高齢者の転倒による怪我・死亡は非常に大きな問題になっています。 年齢の増加とともに転倒のリスクは高まります。筋力の低下、バランス感覚の低下、病気、視覚・聴覚機能の低下、薬の服用、体重の低下などが原因と考えられています。 スウェーデンでは、転倒による死亡事故は交通事故死の4倍、その数は15年前に比べて2倍になっています。また、高齢者人口の増加に伴い、高齢者の怪我・病気に関する自治体の財政負担は年々大きくなってきています。 スウェーデンの社会保険庁の調査によると転倒による死亡率には地域差が見られるそうです。例えばスウェーデン北部の県、イェムトランド県では転倒が原因で死亡した人は10万人に28人(2015年)だったのに対して、ゴットランド県では10万人に5人だったそうです。 社会保険庁は各自治体が転倒による怪我を防止するための各自治体の取り組みの違いがこういった違いを生み出しているのではないかと推測して、関心を寄せています。 また、他の調査結果でも地域差が見られました。「80歳以上で、転倒が原因で病院に行った人」の数は県別に見ますとストックホルム県が一番多く、1000人に当たりに72人だったそうです。一番少ない県はイェヴレボリ県で1000人に当たりに53人だったそうです。また、市町村レベルで見た場合、1000人当たりに30~86人になるそうです。 このような事情から、社会保険庁は転倒防止に関わるスタッフの教育に力を入れています。

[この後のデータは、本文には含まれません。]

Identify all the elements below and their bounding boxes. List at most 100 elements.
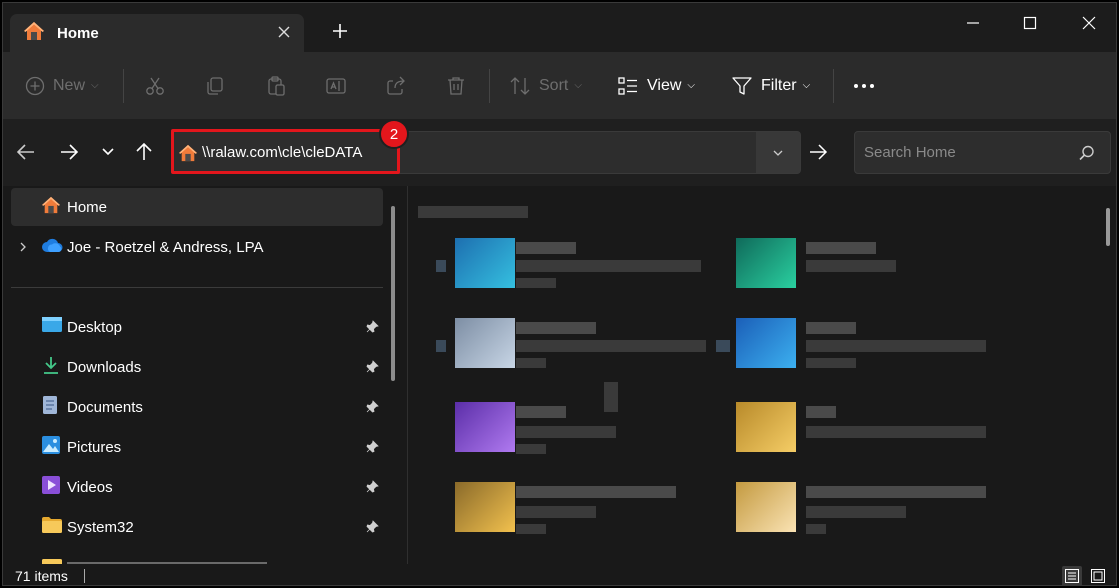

転倒事故は運動、バランス感覚のトレーニングをすることで予防可能であると考えられています。怪我や病気を予防するためには運動をすることが良いことは研究でも明らかになっていますし、トレーニングの重要性もパンフレットなど使った啓蒙活動が行われています。 しかし、あるシニアはこれでは不十分だといっています。研究して、啓蒙活動を行っても状況は改善しておらず、実行する(実際にトレーニングをする)ことに重点を移すべきだと言っています。 研究、啓蒙活動が盛んでも実際にトレーニングする機会が少なかったり、十分なサポートが受けられない現在の状況を打破しなければいけないといっています。 例えば、ストックホルム郊外の町、ナッカでは90歳以上の人を対象にしたトレーニングコースがありますが、そういったコースを増やすべきだといっています。
トレーニングをする90歳以上の高齢者 写真:プル・フリスク
そうすれば、高齢者がより健康になり、自治体の医療費の負担を減らすことができ、削減した分を健康維持のためのヘルスケア、高齢者のトレーニングの補助などに当てれば良いと提案しています。
こういった声は良く耳にするため、スウェーデン北部の町ウメオではシニアのトレーニング・運動のサポートを始めました。 市の福祉課とレクリエーション課が協力し、65歳以上の健康増進を目的として、ダンス、水泳、ウォーキングなどさまざまな活動の補助を始めました。最初の一歩として、日本円にして総額約600万円の予算を組み、プールの見学会などを催しました。 担当者は、「体を動かすことは心身両方のために重要だということを知っています。これは若い人でも高齢者でも同じです。65歳以上の人に関して言えば、転倒などによる怪我を防ぐ上でも日ごろから運動することは重要ですし、その後も健康であり続けるために重要です。そのため、福祉課とレクレーション課の連携は非常に重要になってきますし、重点課題と位置づけています」と言っています。 また、退職者協会は各支部でウォーキング、ジム、ヨガ、エクササイズ、ダンス、プール、ボーリング、卓球などさまざまなフィットネス活動を行っています。
最近シニア専門のトレーナーも誕生しました。クリストファーさんはシニア専門のトレーナーで、これまでに5年間さまざまなシニアにトレーニングを行いました。クリストファーさんは最初は週に1、2回のトレーニングでよいと言っています。 時々まとめてやるよりは、コンスタントにやったほうが良く、最初から高いハードルを設定しないほうが良いといっています。また、普段いるところでトレーニングをはじめるのが良い、家でも良い、とアドバイスしています。 高齢になってトレーニングをしようと思うと「危険ではないか?」と思われるかもしれませんが、クリストファーさんによると、「これまでに自分がトレーニングした高齢者で大きな怪我を負った人は一人もいなかった」ということです。
高齢者にトレーニングをするクリストファーさん 写真:ヨナタン・ナックストランド
今回のシニアレポートでは、高齢者の転倒事故とトレーニングについてお伝えしました。転倒事故を防止するため、健康寿命を長くするためにもやはり常日頃トレーニングをするのが良いように思います。今後、シニアのためのトレーニング環境が充実してくるものと思われます。